Хети постучал в дверь дома, казавшегося таким же внушительным и безмолвным, как и большинство других на этой улице. В итоге мы услышали шаги и нас впустил безукоризненно вышколенный слуга. Однако как только мы очутились внутри, нашему взору предстал скрытый мир деятельности. Из дальнего конца двора, в центре которого находился круглый бассейн, обсаженный деревьями и окруженный скамейками, доносился звон множества бивших по зубилам молотков. В других помещениях работа тоже, как видно, кипела: громкие просьбы помочь, слова благодарности, чей-то свист. Слуга исчез, отправившись доложить о нас.

В конце концов на дорожке появился и направился к нам грузный человек. Это был во всех отношениях крупный мужчина. Его круглое, выражавшее любопытство лицо походило на блюдо, украшенное голубыми глазами и редеющим облаком рыжевато-каштановых волос. Он зевнул, ведя нас через главный дом на задний двор. Вдоль южной его стороны располагался ряд небольших мастерских, во всех виднелись погруженные в работу люди, вырезавшие, отбивавшие и рисовавшие.

— Я вижу, вы держите весьма большой штат.

— Трудно найти хороших мастеров, чтобы удовлетворить спрос. Большинство из них мне пришлось забрать с собой из Фив, и их проклятые семьи тоже. Остальных я смог набрать здесь или в городах дельты. Иногда мне кажется, что я в одиночку поддерживаю экономику небольшого государства.
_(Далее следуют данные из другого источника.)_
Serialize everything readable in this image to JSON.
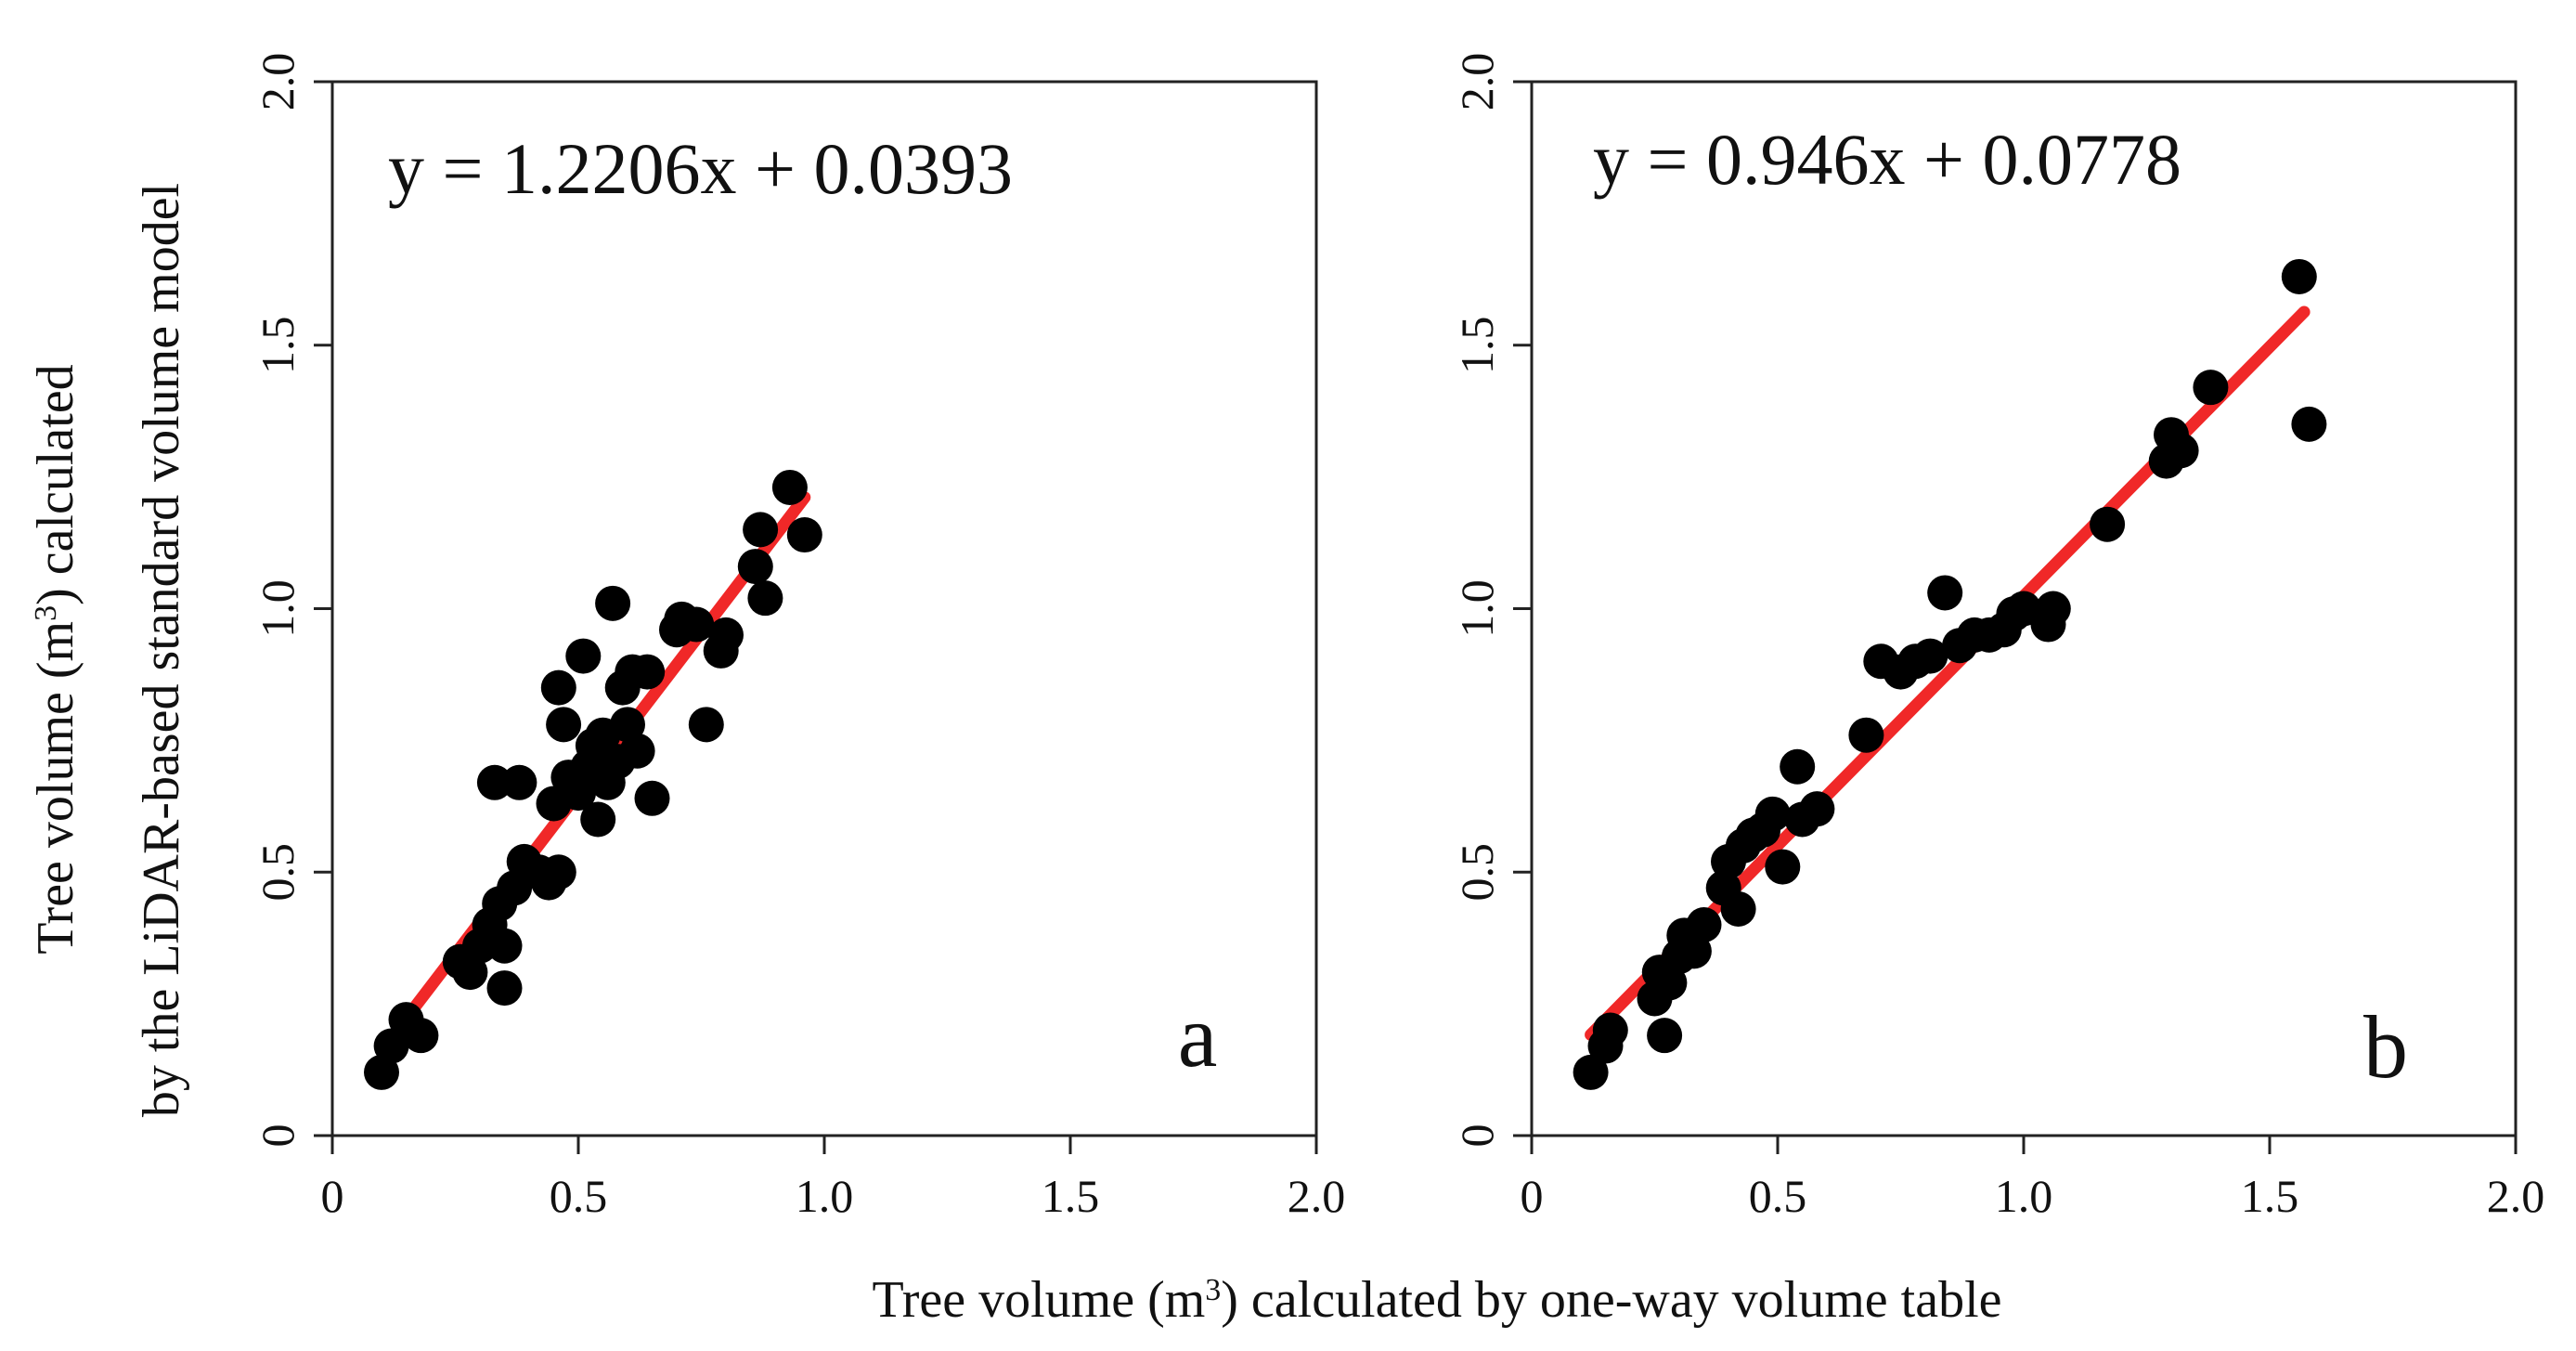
{
  "axes": {
    "xlabel_prefix": "Tree volume (m",
    "xlabel_sup": "3",
    "xlabel_suffix": ") calculated by one-way volume table",
    "ylabel_line1_prefix": "Tree volume (m",
    "ylabel_line1_sup": "3",
    "ylabel_line1_suffix": ") calculated",
    "ylabel_line2": "by the LiDAR-based standard volume model",
    "x_ticks": [
      "0",
      "0.5",
      "1.0",
      "1.5",
      "2.0"
    ],
    "y_ticks": [
      "0",
      "0.5",
      "1.0",
      "1.5",
      "2.0"
    ]
  },
  "colors": {
    "fit_line": "#ee1111",
    "points": "#000000",
    "frame": "#222222"
  },
  "chart_data": [
    {
      "type": "scatter",
      "panel": "a",
      "equation": "y = 1.2206x + 0.0393",
      "fit": {
        "slope": 1.2206,
        "intercept": 0.0393,
        "x_range": [
          0.1,
          0.96
        ]
      },
      "xlim": [
        0,
        2
      ],
      "ylim": [
        0,
        2
      ],
      "grid": false,
      "points": [
        [
          0.1,
          0.12
        ],
        [
          0.12,
          0.17
        ],
        [
          0.15,
          0.22
        ],
        [
          0.18,
          0.19
        ],
        [
          0.26,
          0.33
        ],
        [
          0.28,
          0.31
        ],
        [
          0.3,
          0.36
        ],
        [
          0.32,
          0.4
        ],
        [
          0.33,
          0.67
        ],
        [
          0.34,
          0.44
        ],
        [
          0.35,
          0.36
        ],
        [
          0.35,
          0.28
        ],
        [
          0.37,
          0.47
        ],
        [
          0.38,
          0.67
        ],
        [
          0.39,
          0.52
        ],
        [
          0.42,
          0.5
        ],
        [
          0.44,
          0.48
        ],
        [
          0.45,
          0.63
        ],
        [
          0.46,
          0.5
        ],
        [
          0.46,
          0.85
        ],
        [
          0.47,
          0.78
        ],
        [
          0.48,
          0.68
        ],
        [
          0.5,
          0.65
        ],
        [
          0.51,
          0.91
        ],
        [
          0.52,
          0.7
        ],
        [
          0.53,
          0.74
        ],
        [
          0.54,
          0.6
        ],
        [
          0.55,
          0.76
        ],
        [
          0.56,
          0.67
        ],
        [
          0.57,
          1.01
        ],
        [
          0.58,
          0.71
        ],
        [
          0.59,
          0.85
        ],
        [
          0.6,
          0.78
        ],
        [
          0.61,
          0.88
        ],
        [
          0.62,
          0.73
        ],
        [
          0.64,
          0.88
        ],
        [
          0.65,
          0.64
        ],
        [
          0.7,
          0.96
        ],
        [
          0.71,
          0.98
        ],
        [
          0.74,
          0.97
        ],
        [
          0.76,
          0.78
        ],
        [
          0.79,
          0.92
        ],
        [
          0.8,
          0.95
        ],
        [
          0.86,
          1.08
        ],
        [
          0.87,
          1.15
        ],
        [
          0.88,
          1.02
        ],
        [
          0.93,
          1.23
        ],
        [
          0.96,
          1.14
        ]
      ]
    },
    {
      "type": "scatter",
      "panel": "b",
      "equation": "y = 0.946x + 0.0778",
      "fit": {
        "slope": 0.946,
        "intercept": 0.0778,
        "x_range": [
          0.12,
          1.57
        ]
      },
      "xlim": [
        0,
        2
      ],
      "ylim": [
        0,
        2
      ],
      "grid": false,
      "points": [
        [
          0.12,
          0.12
        ],
        [
          0.15,
          0.17
        ],
        [
          0.16,
          0.2
        ],
        [
          0.25,
          0.26
        ],
        [
          0.26,
          0.31
        ],
        [
          0.27,
          0.19
        ],
        [
          0.28,
          0.29
        ],
        [
          0.3,
          0.34
        ],
        [
          0.31,
          0.38
        ],
        [
          0.33,
          0.35
        ],
        [
          0.35,
          0.4
        ],
        [
          0.39,
          0.47
        ],
        [
          0.4,
          0.52
        ],
        [
          0.42,
          0.43
        ],
        [
          0.43,
          0.55
        ],
        [
          0.45,
          0.57
        ],
        [
          0.47,
          0.58
        ],
        [
          0.49,
          0.61
        ],
        [
          0.51,
          0.51
        ],
        [
          0.54,
          0.7
        ],
        [
          0.55,
          0.6
        ],
        [
          0.58,
          0.62
        ],
        [
          0.68,
          0.76
        ],
        [
          0.71,
          0.9
        ],
        [
          0.75,
          0.88
        ],
        [
          0.78,
          0.9
        ],
        [
          0.81,
          0.91
        ],
        [
          0.84,
          1.03
        ],
        [
          0.87,
          0.93
        ],
        [
          0.9,
          0.95
        ],
        [
          0.93,
          0.95
        ],
        [
          0.96,
          0.96
        ],
        [
          0.98,
          0.99
        ],
        [
          1.0,
          1.0
        ],
        [
          1.05,
          0.97
        ],
        [
          1.06,
          1.0
        ],
        [
          1.17,
          1.16
        ],
        [
          1.29,
          1.28
        ],
        [
          1.3,
          1.33
        ],
        [
          1.32,
          1.3
        ],
        [
          1.38,
          1.42
        ],
        [
          1.56,
          1.63
        ],
        [
          1.58,
          1.35
        ]
      ]
    }
  ]
}
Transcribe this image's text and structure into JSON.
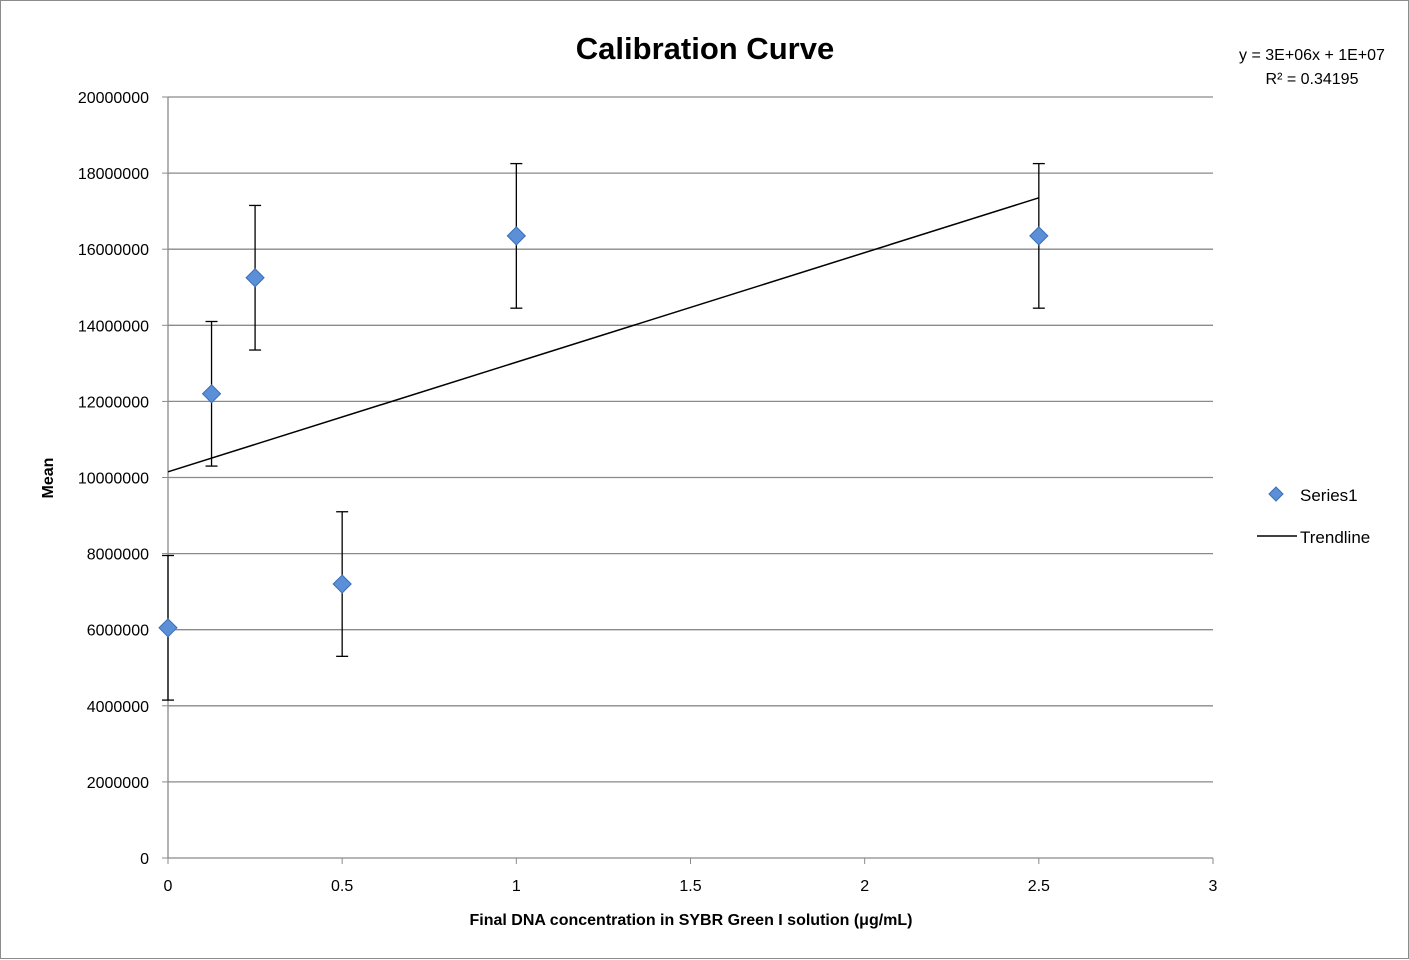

В северо-восточном углу участка стояло еще одно здание, которое оказалось мастерской скульптора, состоявшей из большого открытого пространства с комнатами, соединенными переходами. Свет проникал через верхний ряд окон под высокой крышей. Тутмос рявкнул на учеников и подмастерьев, и они послушно поспешили выйти. На больших столах и стендах размещалось несколько работ в процессе создания: узнаваемые части тела — пальцы, кисти рук, щеки, руки, торсы, — возникавшие из тесаных камней, вдоль и поперек размеченных грубыми черными пометками. Но я был поистине поражен, увидев на опоясывавшей стены полке бесчисленные серо-белые гипсовые слепки с голов людей — молодых, среднего возраста и старых, из разных слоев общества; они были выполнены настолько детально, что казались живыми: щетина на подбородке, нежные веки девочки, бородавки и пятна старухи, морщины, оставленные временем, складки, прочерченные характером, — все было воспроизведено идеально. У всех голов глаза были закрыты, словно они грезили об ином, дальнем мире за пределами времени.

— Вижу, вас заинтересовали мои головы.

— Они совсем как живые — так и ждешь, что сейчас откроют глаза и заговорят.

Он улыбнулся:

— Они могли бы поведать нам об интересных вещах.

Мы уселись на позолоченную скамью в углу мастерской. Нам принесли напитки. Тутмос медленно и осторожно отпил из своего кубка, я сделал глоток из своего. Густое темно-красное вино. Хети поставил свой кубок на поднос. Я наслаждался, хотя для вина было еще рановато.

— Из оазиса Дахла?

Тутмос повернул к себе кувшин и прочел надписи.

— Очень хорошее. Вы не против, если я зарисую вас, пока мы разговариваем? Мои руки счастливы только за работой.

Он начал рисовать, глаза его блуждали по моему лицу, кисть, судя по всему, работала совершенно самостоятельно, потому что Тутмос ни разу не сверился с получавшимся изображением. Сначала я спросил скульптора о его отношениях с царицей.

— Могу ли я назвать это отношениями? Она моя покровительница, а иногда муза.

— Что это значит?

— Она меня вдохновляет. Лучше я сказать не могу. Я создаю ее изображения и именно с ее согласия имею честь воплощать ее живой дух в камне, дереве и гипсе.

— Думаю, я понял.

— Да? Для меня это постоянная тайна.

— Возможно, вы могли бы объяснить, доступно для непосвященного, как все это происходит. Процесс творчества.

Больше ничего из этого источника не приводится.